This is a video I’ve been planning to make for some time now. I finally got round to it, and it makes the case fairly clearly for understanding Hamlet’s soliloquy as being about revenge, not suicide.

There is quite a lively discussion about this topic currently taking place on LinkedIn. Please join in or comment below if you wish to add your voice to the debate!

Different critics have talked about Hamlet’s tragic flaw in different ways, but what most of them boil down to is dithering.

Coleridge talkesabout “the lingering and vacillating delays of procrastination”, A.C. Bradley bewails “the endeavour at a resolution, and the sickening return of melancholic paralysis”, Goethe’s take, summarized by Ernest Jones, is that “Hamlet, for temperamental reasons, was fundamentally incapable of decisive action of any kind”, and Dover Wilson opines that “the procrastination is due to the distemper, is in fact part of it”.

Hamlet doesn’t seem to be able to get on with it and just do the job. Instead, he pretends to be mad, worries about whether what the ghost has told him is true – did Claudius really kill Hamlet’s father? – and misses an opportunity to kill Claudius while he’s praying, because he thinks that a person who is praying at the moment of death will go to heaven, and he, of course, wants Claudius to go to hell.

But there is something else, something even more fundamental, that makes Hamlet hesitate, and that is that, by taking revenge, he will himself be punished by God and end up in hell.

This aspect of Hamlet’s hesitation is often missed, and the reason it gets missed is that his famous “To be or not to be” speech is widely misunderstood as being about suicide, when clearly it is not.

Hamlet has already talked about suicide. Suicide is the topic of his first soliloquy, in Act 1 Scene 2:

“O that this too too solid flesh would melt,
Thaw, and resolve itself into a dew!
Or that the Everlasting had not fix’d
His canon ‘gainst self-slaughter!”

Why would he return to this topic in Act 3 Scene 1? This is a revenge tragedy, written in an age when society was making the transition from individuals seeking revenge by themselves to those who have been wronged having recourse to the law and taking their grievances through authorized channels. Why would Shakespeare not talk about that?
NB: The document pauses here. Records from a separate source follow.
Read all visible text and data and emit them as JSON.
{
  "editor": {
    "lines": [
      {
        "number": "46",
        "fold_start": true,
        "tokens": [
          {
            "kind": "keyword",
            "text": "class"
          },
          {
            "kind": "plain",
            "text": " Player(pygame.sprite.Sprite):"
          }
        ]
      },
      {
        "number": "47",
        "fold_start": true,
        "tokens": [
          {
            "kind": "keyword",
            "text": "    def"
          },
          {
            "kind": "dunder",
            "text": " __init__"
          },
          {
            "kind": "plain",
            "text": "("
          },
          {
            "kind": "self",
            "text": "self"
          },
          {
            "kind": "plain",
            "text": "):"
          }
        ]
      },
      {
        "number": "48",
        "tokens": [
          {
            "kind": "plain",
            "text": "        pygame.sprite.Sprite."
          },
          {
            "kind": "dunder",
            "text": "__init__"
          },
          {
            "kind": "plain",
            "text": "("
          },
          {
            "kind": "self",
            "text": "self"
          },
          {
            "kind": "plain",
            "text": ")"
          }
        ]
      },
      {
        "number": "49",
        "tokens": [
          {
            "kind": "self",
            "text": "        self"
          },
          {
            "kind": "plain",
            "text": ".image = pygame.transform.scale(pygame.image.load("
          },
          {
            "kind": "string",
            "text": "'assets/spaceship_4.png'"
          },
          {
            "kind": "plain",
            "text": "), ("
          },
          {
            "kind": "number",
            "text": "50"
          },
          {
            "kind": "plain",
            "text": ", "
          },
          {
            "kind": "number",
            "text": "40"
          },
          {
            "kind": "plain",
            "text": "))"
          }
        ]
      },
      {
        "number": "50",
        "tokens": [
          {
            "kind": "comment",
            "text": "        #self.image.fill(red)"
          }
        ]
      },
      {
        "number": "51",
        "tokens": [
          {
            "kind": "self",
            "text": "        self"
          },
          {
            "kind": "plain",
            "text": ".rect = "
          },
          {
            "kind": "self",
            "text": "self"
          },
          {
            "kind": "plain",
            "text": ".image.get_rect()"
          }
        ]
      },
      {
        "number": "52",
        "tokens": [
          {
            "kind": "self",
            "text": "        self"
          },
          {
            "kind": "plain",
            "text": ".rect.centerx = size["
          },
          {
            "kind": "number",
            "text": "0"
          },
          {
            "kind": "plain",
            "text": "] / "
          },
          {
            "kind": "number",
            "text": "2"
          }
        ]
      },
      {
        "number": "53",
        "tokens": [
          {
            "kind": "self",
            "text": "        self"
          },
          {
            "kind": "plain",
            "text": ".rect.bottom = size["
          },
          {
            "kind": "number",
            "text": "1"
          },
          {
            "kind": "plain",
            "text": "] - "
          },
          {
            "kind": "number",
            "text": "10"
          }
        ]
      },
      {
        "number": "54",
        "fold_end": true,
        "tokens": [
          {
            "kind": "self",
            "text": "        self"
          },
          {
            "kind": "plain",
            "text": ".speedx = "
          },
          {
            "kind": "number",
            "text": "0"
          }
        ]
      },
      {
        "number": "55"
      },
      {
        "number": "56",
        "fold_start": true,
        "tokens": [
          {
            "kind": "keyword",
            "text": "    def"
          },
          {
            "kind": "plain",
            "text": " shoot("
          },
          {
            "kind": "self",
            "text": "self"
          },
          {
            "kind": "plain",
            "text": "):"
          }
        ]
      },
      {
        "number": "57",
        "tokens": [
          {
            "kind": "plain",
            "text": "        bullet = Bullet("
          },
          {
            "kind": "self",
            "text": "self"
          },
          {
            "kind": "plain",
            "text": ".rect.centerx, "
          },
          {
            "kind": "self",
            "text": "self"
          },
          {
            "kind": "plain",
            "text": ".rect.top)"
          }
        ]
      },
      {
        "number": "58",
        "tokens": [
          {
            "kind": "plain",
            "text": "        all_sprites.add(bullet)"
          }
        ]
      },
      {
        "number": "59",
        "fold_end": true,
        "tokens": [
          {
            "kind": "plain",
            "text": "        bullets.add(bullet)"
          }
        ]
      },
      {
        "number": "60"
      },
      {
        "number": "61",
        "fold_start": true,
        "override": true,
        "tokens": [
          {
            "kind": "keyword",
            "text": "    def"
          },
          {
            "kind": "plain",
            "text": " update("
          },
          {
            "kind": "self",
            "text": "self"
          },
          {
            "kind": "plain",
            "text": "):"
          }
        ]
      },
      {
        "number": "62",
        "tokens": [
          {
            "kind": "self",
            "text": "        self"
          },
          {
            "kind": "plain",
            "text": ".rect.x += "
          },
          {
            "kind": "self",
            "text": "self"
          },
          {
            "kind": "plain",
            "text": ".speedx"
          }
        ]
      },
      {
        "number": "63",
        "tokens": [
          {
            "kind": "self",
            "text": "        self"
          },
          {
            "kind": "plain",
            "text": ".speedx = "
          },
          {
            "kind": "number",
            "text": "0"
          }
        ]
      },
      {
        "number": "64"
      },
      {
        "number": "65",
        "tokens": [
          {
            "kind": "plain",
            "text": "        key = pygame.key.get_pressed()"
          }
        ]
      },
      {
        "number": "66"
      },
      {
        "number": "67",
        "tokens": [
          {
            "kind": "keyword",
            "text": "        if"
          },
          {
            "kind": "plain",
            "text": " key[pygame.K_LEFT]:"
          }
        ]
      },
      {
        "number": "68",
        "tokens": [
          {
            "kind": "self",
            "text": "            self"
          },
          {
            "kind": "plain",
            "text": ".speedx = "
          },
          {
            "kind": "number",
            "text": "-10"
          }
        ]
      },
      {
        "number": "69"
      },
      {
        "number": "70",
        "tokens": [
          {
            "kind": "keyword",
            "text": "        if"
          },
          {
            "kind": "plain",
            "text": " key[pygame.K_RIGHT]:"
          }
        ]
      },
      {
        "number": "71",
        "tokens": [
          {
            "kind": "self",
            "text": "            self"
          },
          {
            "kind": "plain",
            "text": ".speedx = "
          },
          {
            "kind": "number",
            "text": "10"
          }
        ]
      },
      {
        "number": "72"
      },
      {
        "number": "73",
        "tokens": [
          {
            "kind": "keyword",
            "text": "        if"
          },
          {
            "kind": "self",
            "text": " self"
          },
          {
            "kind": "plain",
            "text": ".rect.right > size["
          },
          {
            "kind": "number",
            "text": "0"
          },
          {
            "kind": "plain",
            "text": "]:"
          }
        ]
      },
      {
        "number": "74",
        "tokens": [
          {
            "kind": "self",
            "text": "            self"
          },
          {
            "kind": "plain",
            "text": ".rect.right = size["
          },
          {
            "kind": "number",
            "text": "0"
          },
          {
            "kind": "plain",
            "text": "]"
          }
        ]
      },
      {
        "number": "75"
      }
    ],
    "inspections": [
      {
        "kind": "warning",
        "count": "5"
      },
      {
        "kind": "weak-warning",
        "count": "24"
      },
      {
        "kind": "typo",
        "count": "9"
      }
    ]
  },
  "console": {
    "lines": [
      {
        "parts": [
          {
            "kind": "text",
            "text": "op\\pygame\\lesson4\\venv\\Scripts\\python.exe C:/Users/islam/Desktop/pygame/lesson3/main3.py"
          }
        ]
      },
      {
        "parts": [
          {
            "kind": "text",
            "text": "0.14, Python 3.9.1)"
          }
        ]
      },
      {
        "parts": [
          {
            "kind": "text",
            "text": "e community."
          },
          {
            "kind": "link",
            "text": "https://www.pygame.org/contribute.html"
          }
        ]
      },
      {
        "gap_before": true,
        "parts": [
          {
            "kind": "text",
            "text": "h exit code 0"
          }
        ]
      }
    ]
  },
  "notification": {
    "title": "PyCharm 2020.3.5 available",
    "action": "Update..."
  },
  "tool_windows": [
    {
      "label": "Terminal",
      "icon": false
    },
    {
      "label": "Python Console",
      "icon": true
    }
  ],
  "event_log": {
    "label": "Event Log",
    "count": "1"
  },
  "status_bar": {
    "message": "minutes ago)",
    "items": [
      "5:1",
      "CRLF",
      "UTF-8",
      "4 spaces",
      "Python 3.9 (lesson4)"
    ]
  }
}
We all know what Elizabethan men looked like, right? They looked like this


They are almost always depicted as wearing a sword, or some kind of weapon. That’s just the way things were in those days. Men carried swords, and if they were crossed, they took their swords out and they used them. The dramatist Christopher Marlowe, with whom Shakespeare collaborated in some of his early plays, was stabbed to death in what either was, or was made to look like, a drunken brawl. This kind of thing was a common occurrence.

But this was also a period in which wide-ranging religious reform was going on, supposedly based on a close reading of a Bible that tells us to turn the other cheek (Matthew 5:39), a Bible that very clearly and repeatedly states (in the words of the Geneva Bible, which Shakespeare quotes from so often in his works), “Vengeance is mine: I will repay, saith the Lord” (Geneva Bible, 1560, Romans 12:19).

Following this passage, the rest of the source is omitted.